AI hardware is extremely powerful. It’s also extremely expensive. The only real need for horse power is in the training segment. The inference portion of AI, which is where it will mostly be used, does not require high performance computing. A company may perform algorithm training just a few times a year, but then run inferencing against those algorithms as part of business.
That means a company’s expensive AI training hardware, which can easily run into the six and seven figures, will sit idle for long periods because it’s not needed. So why buy when you can rent for the short period you need it? Using AI-as-a-Service, a company on a budget can do the expensive training portion through a cloud provider for much less than the cost of investing in the hardware.
AI-as-a-Service is provided by the top cloud hyperscalers: AWS, Microsoft, Google, and in particular IBM. IBM has lagged behind the other major cloud vendors in overall cloud market share, but it has made a significant AI effort with IBM Watson Cloud. First, it allows companies to make AI a part of their existing applications to make more accurate predictions, automate the decision making processes, and get optimized solutions.
Watson has a number of pre-built applications, such as Watson Assistant, Watson Speech to Text, and Watson Natural Language Understanding. IBM Watson Cloud also provides AI solutions for specific markets such as AI for Customer Service, AI for Financial Services, and AI for Cybersecurity.
Also see: How AI is Altering Software Development with AI-Augmentation
Toward an AI Strategy
For a business to truly gain the benefits of AI, it should be deployed enterprise-wide, because the benefits of AI can be most fully realized across virtually every department in the company. Gartner says a proper AI strategy identifies use cases, quantifies benefits and risks, aligns business and technology teams and changes organizational competencies to support AI adoption.
The first step is to focus on what your organization is trying to accomplish and the business problems you’re working to solve. AI does not have to be for new applications only. It can be made part of your existing suite of applications, as IBM is trying to do with Watson.

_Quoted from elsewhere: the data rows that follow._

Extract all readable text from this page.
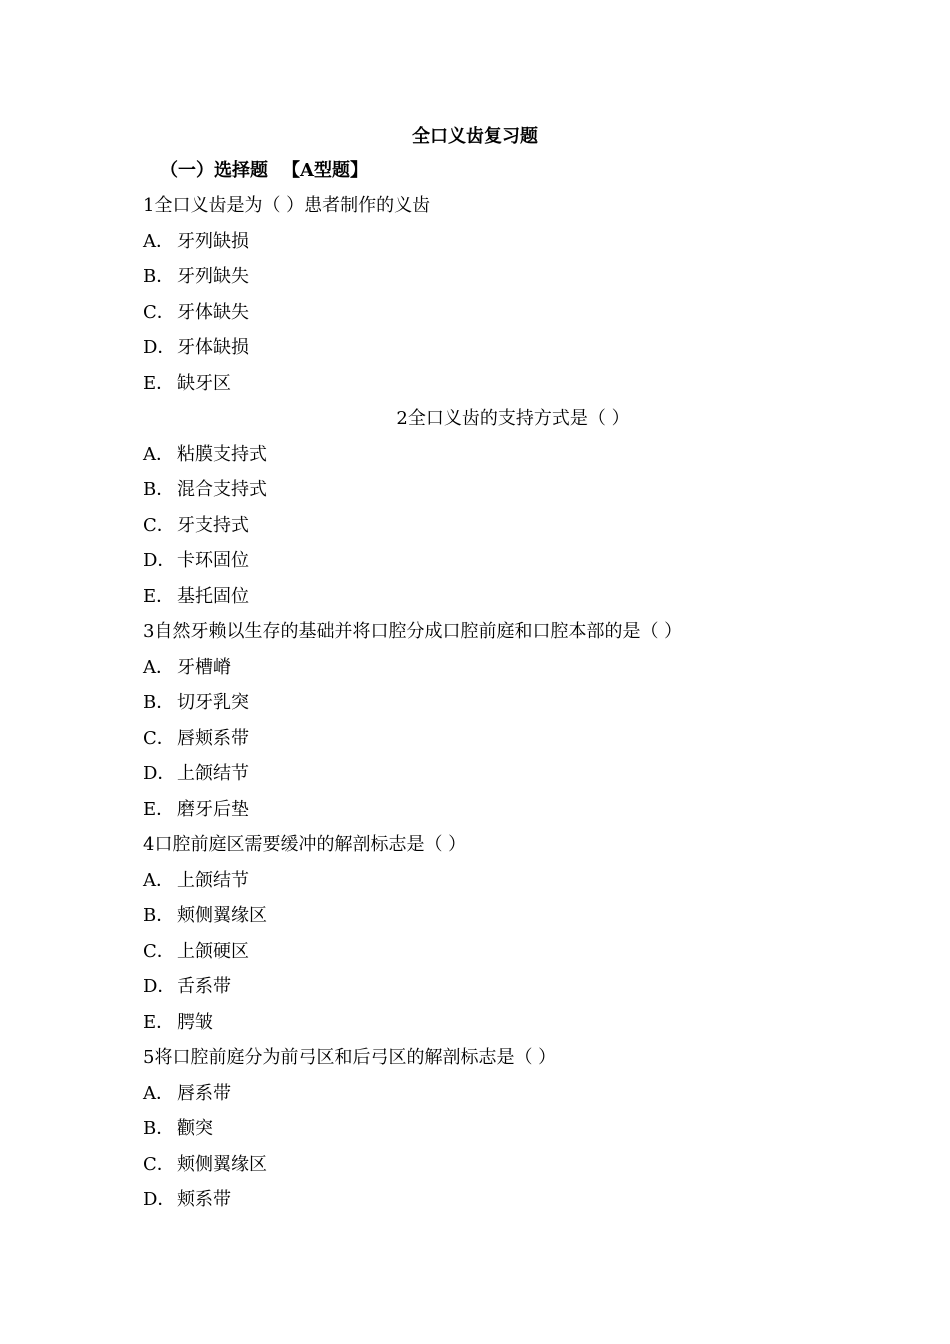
全口义齿复习题
（一）选择题 【A型题】
1全口义齿是为（ ）患者制作的义齿
A． 牙列缺损
B． 牙列缺失
C． 牙体缺失
D．牙体缺损
E． 缺牙区
2全口义齿的支持方式是（ ）
A． 粘膜支持式
B． 混合支持式
C． 牙支持式
D．卡环固位
E． 基托固位
3自然牙赖以生存的基础并将口腔分成口腔前庭和口腔本部的是（ ）
A． 牙槽嵴
B． 切牙乳突
C． 唇颊系带
D．上颌结节
E． 磨牙后垫
4口腔前庭区需要缓冲的解剖标志是（ ）
A． 上颌结节
B． 颊侧翼缘区
C． 上颌硬区
D．舌系带
E． 腭皱
5将口腔前庭分为前弓区和后弓区的解剖标志是（ ）
A． 唇系带
B． 颧突
C． 颊侧翼缘区
D．颊系带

However, it should be done slowly with great deliberation, for two reasons: first, there’s a learning curve inherent in every new technology. No matter how talented the IT staff, they are still going to need time to grasp all of the fundamentals of AI programming and integration in with their applications.

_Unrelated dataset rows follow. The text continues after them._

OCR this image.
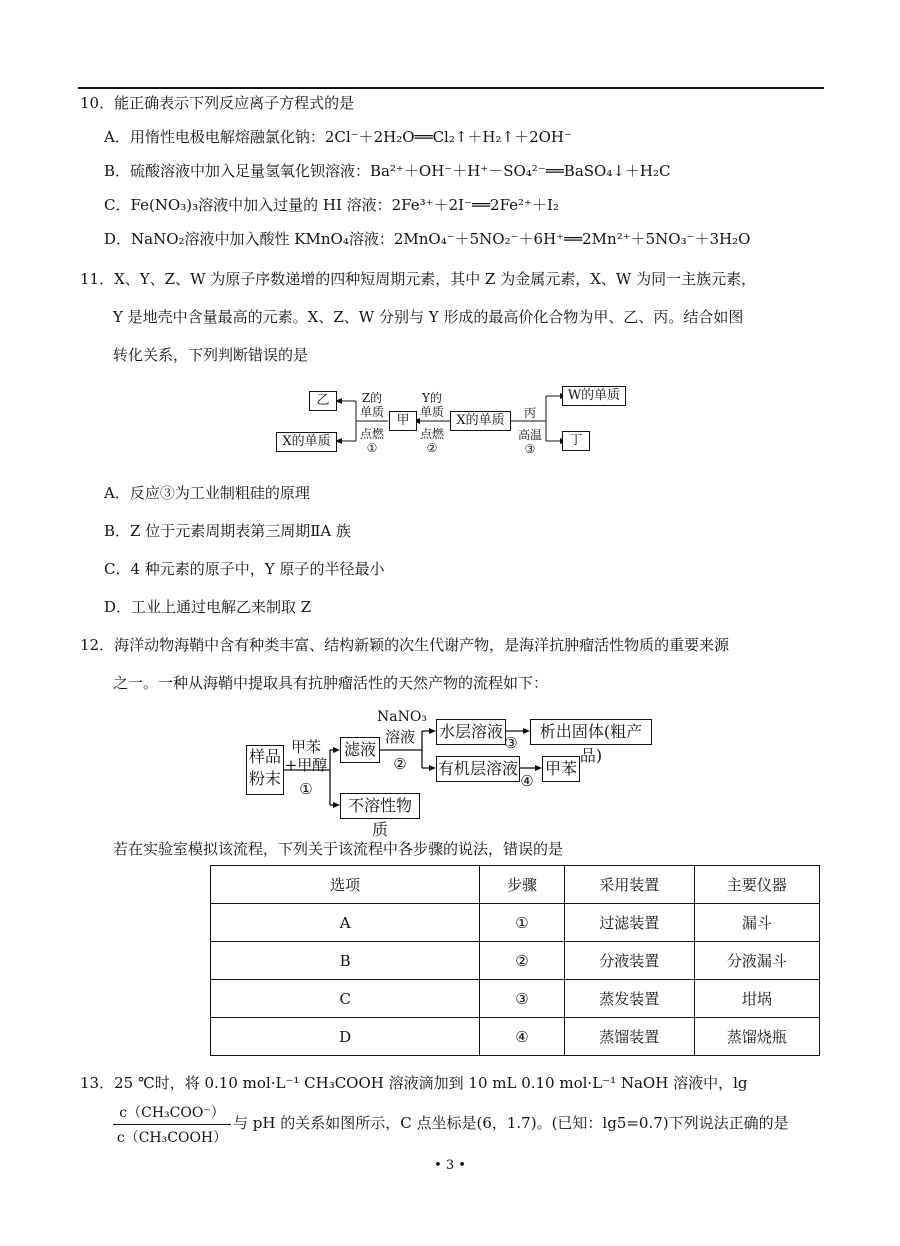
10．能正确表示下列反应离子方程式的是
A．用惰性电极电解熔融氯化钠：2Cl⁻＋2H₂O══Cl₂↑＋H₂↑＋2OH⁻
B．硫酸溶液中加入足量氢氧化钡溶液：Ba²⁺＋OH⁻＋H⁺－SO₄²⁻══BaSO₄↓＋H₂C
C．Fe(NO₃)₃溶液中加入过量的 HI 溶液：2Fe³⁺＋2I⁻══2Fe²⁺＋I₂
D．NaNO₂溶液中加入酸性 KMnO₄溶液：2MnO₄⁻＋5NO₂⁻＋6H⁺══2Mn²⁺＋5NO₃⁻＋3H₂O
11．X、Y、Z、W 为原子序数递增的四种短周期元素，其中 Z 为金属元素，X、W 为同一主族元素，
Y 是地壳中含量最高的元素。X、Z、W 分别与 Y 形成的最高价化合物为甲、乙、丙。结合如图
转化关系，下列判断错误的是
乙
X的单质
Z的
单质
点燃
①
甲
Y的
单质
点燃
②
X的单质	丙
高温
③
W的单质
丁
A．反应③为工业制粗硅的原理
B．Z 位于元素周期表第三周期ⅡA 族
C．4 种元素的原子中，Y 原子的半径最小
D．工业上通过电解乙来制取 Z
12．海洋动物海鞘中含有种类丰富、结构新颖的次生代谢产物，是海洋抗肿瘤活性物质的重要来源
之一。一种从海鞘中提取具有抗肿瘤活性的天然产物的流程如下：
样品
粉末
甲苯
+甲醇
①
滤液
NaNO₃
溶液
②
水层溶液
③
析出固体(粗产品)
有机层溶液
④
甲苯
不溶性物质
若在实验室模拟该流程，下列关于该流程中各步骤的说法，错误的是
选项	步骤	采用装置	主要仪器
A	①	过滤装置	漏斗
B	②	分液装置	分液漏斗
C	③	蒸发装置	坩埚
D	④	蒸馏装置	蒸馏烧瓶
13．25 ℃时，将 0.10 mol·L⁻¹ CH₃COOH 溶液滴加到 10 mL 0.10 mol·L⁻¹ NaOH 溶液中，lg
c（CH₃COO⁻）
c（CH₃COOH）
与 pH 的关系如图所示，C 点坐标是(6，1.7)。(已知：lg5=0.7)下列说法正确的是
• 3 •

The second reason is that Gartner has noted that organizations experiment with AI but often struggle to make the technology a part of their standard operations. That’s because AI is still in its early stages and the maturation process cannot be rushed. Gartner predicts that it will take until 2025 for half of organizations worldwide to reach what Gartner’s AI maturity model describes as the “stabilization stage” of AI maturity or beyond.
The Future of AI
The future of looks to be more, faster, and larger investments. Clearly there will be many more use cases for AI, many more applications. The hardware will get faster, leading to more powerful AI systems. And the data sets will get bigger, meaning more complex AI applications in the future.

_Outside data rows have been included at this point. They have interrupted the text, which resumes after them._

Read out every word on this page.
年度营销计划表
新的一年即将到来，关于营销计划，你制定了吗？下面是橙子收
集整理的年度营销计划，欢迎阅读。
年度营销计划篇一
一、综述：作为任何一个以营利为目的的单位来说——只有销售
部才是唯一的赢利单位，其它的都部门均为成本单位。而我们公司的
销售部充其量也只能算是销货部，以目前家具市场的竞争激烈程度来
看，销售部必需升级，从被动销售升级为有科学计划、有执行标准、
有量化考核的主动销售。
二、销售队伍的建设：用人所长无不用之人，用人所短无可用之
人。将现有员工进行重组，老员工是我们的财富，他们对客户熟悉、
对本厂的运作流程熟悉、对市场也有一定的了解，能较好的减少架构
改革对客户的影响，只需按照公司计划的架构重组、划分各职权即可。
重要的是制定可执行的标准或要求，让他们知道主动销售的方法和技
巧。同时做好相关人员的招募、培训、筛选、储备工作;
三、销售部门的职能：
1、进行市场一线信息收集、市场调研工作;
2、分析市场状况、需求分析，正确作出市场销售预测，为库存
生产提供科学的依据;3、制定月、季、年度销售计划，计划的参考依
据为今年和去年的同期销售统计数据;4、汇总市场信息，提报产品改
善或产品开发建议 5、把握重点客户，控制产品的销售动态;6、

Beyond the usual speeds and feeds will be the next big step in AI, known as artificial general intelligence, or AGI. Whereas AI does what is programmed to do, AGI has initiative. It asks questions that were not part of its programming and acts upon the.
That may frighten some people. From “2001: A Space Odyssey” to “The Matrix,” fear of AI coming to life and turning on humanity has been around for decades. Hopefully, the benefits will be obvious and overcome any fears induced by popular culture.